Now I’m not talking about an all out assault on your current lifestyle. People are busy with important things like watching football, work and their kid’s activities. But, if you desire a change in your body, whether it is to lose weight, reduce pain or become a better athlete, ask yourself “Am I sleeping enough? Eating quality foods like fruits, veggies and meat? How much alcohol do I drink weekly? Do I sit too much or for too long with poor posture?” These behaviors have to be taken into account.
Over the years I have suggested to many clients that they buy a foam roller. On occasion I have bought them for people myself. Foam rolling is something simple that everyone can do for just a few minutes a day. More recently we here at Ambition Athletics have given certain clients “homework” to do. Mainly just simple mobility or breathing exercises to do during some down time at home. Quick, simple, effective.
A more obvious consideration outside of the gym is food choices. Probably everyone has a friend that they would consider to have a good body and that person eats right and does lots of traditional “cardio”. While traditional cardio has been proven obsolete for superior body composition changes, it’s still possible to make some great changes with just a good diet and a training program that leaves much to be desired. I have found that many people, in an effort to lose weight, don’t eat enough.
On the opposite end of the spectrum you’ve got many young male athletes that are looking to gain some size. Well, that can require quite a bit of eating on a regular basis. The athlete has got to plan ahead and be diligent or the weight will not come. It can be a long process but instead of “going for a run to stay in shape” this athlete should be sitting down to eat.

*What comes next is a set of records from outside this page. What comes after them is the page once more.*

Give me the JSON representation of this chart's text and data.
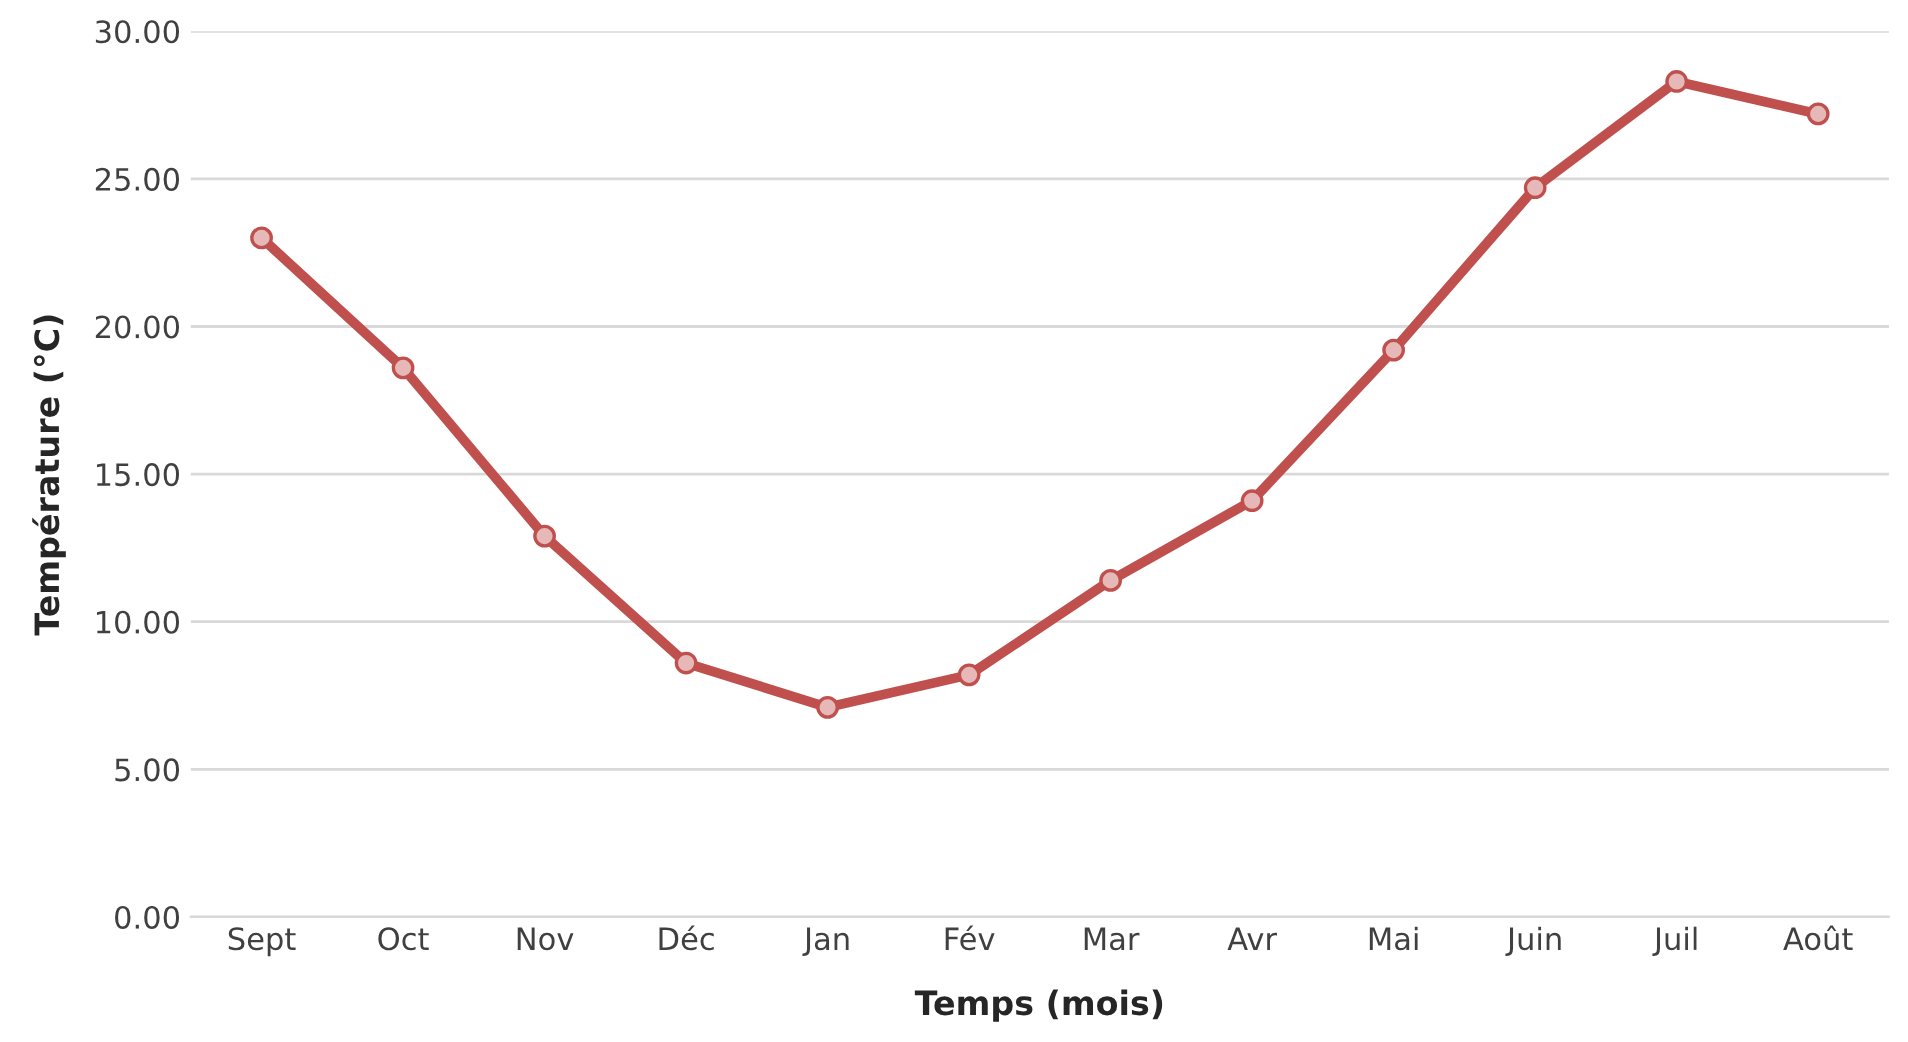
{
  "chart_data": {
    "type": "line",
    "xlabel": "Temps (mois)",
    "ylabel": "Température (°C)",
    "categories": [
      "Sept",
      "Oct",
      "Nov",
      "Déc",
      "Jan",
      "Fév",
      "Mar",
      "Avr",
      "Mai",
      "Juin",
      "Juil",
      "Août"
    ],
    "series": [
      {
        "color": "#c0504d",
        "values": [
          23.0,
          18.6,
          12.9,
          8.6,
          7.1,
          8.2,
          11.4,
          14.1,
          19.2,
          24.7,
          28.3,
          27.2
        ]
      }
    ],
    "ylim": [
      0,
      30
    ],
    "yticks": [
      {
        "value": 0,
        "label": "0.00"
      },
      {
        "value": 5,
        "label": "5.00"
      },
      {
        "value": 10,
        "label": "10.00"
      },
      {
        "value": 15,
        "label": "15.00"
      },
      {
        "value": 20,
        "label": "20.00"
      },
      {
        "value": 25,
        "label": "25.00"
      },
      {
        "value": 30,
        "label": "30.00"
      }
    ],
    "grid": "y",
    "legend": false,
    "marker": "circle",
    "line_style": "solid"
  }
}
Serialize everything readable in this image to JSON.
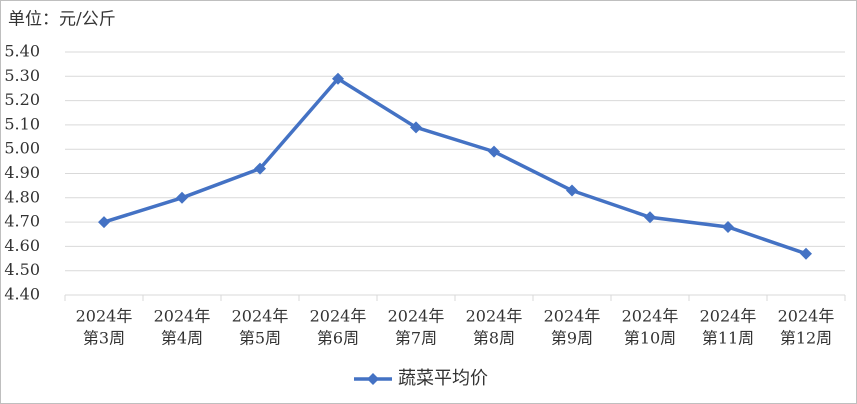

No matter how many hours you spend in the gym, it’s the outside that counts. (Just like my Mom told me about people, right?). Regardless of your athletic ability, take care of yourself the other 23 hours with things like massage, stretching, joint mobility, and a solid diet. Understand that sitting for long periods of time can wreak havoc on your body in the long term. You might make it the gym for 3 or 4 hours a week and maybe even have a knowledgeable, kick-ass trainer like those at Ambition Athletics, but if you aren’t aware of your body the other 23 hours of the day then you aren’t serious about your goals.